I remember reading an interview back around the release of Toxicity, in which Daron Malakian explained that his style of song-writing wasn't the sprawling, epic track that many bands aim for, but rather to contain that depth and degree of emotion in a short time-frame. A kind of short-burst epic, consisting of many rapid-fire, effective riffs, that seems perfectly matched to today's deficient attention spans. I feel System did just that, skewering the popular consciousness by adhering to the very standards imposed upon it by the world's increasing commercialization. It was far more than clever, effective satire: it was, and still is, art of the highest order.
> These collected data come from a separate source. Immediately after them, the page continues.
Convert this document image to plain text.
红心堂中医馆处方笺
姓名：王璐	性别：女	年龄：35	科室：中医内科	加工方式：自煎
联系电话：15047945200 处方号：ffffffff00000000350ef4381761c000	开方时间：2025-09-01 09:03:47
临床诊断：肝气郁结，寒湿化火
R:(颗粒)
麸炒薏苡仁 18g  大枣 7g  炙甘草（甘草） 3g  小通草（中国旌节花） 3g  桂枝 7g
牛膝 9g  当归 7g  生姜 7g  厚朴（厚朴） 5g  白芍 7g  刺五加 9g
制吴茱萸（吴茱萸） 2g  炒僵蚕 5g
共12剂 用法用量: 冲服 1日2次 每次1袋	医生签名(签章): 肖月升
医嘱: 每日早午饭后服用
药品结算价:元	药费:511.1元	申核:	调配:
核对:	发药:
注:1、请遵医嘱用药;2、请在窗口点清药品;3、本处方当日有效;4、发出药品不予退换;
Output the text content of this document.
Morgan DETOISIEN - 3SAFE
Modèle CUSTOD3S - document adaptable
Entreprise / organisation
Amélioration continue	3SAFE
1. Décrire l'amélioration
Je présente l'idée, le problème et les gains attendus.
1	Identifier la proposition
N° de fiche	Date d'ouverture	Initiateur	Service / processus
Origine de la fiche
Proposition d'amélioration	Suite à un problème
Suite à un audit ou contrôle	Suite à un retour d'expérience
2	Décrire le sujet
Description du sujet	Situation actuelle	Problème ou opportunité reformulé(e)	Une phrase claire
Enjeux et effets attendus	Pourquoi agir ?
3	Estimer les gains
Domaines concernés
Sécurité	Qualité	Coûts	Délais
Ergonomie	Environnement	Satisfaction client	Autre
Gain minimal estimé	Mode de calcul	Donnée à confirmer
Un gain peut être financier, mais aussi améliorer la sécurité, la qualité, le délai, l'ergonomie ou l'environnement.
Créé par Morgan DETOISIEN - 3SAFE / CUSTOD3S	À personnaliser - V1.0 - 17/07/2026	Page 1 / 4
Having heard and reheard all the System I have at my disposal -- and, thanks to iPod and iTunes, it's almost their entire studio-recorded discography -- I feel as renewed as I did at Lakemont on Sunday. Today was a day where the sort of creative dreams I had over the weekend had no room: it was my first day of English 015, and I was far more busy trying to hide my nervousness by reminding myself that my students' was far greater. That moment, though, came and went, and as each new moment in the classroom comes and goes, I will be spending hours in seminar and even more hours in reflection, working towards making sure that each individual moment generates a lesson that I will remember and carry with me to the next class, and to each new endeavor in my evolving career as a scholar of English.

And I'm hoping that the lessons of my Sunday of System and the Lakemont Leap-the-Dips continue to inspire me in the creative direction as well, as that direction is the one in which I have felt most lost as of late. I'd love the drought to end, and in the words of the ever-prophetic Rage Against the Machine: What better place than here? What better time than now?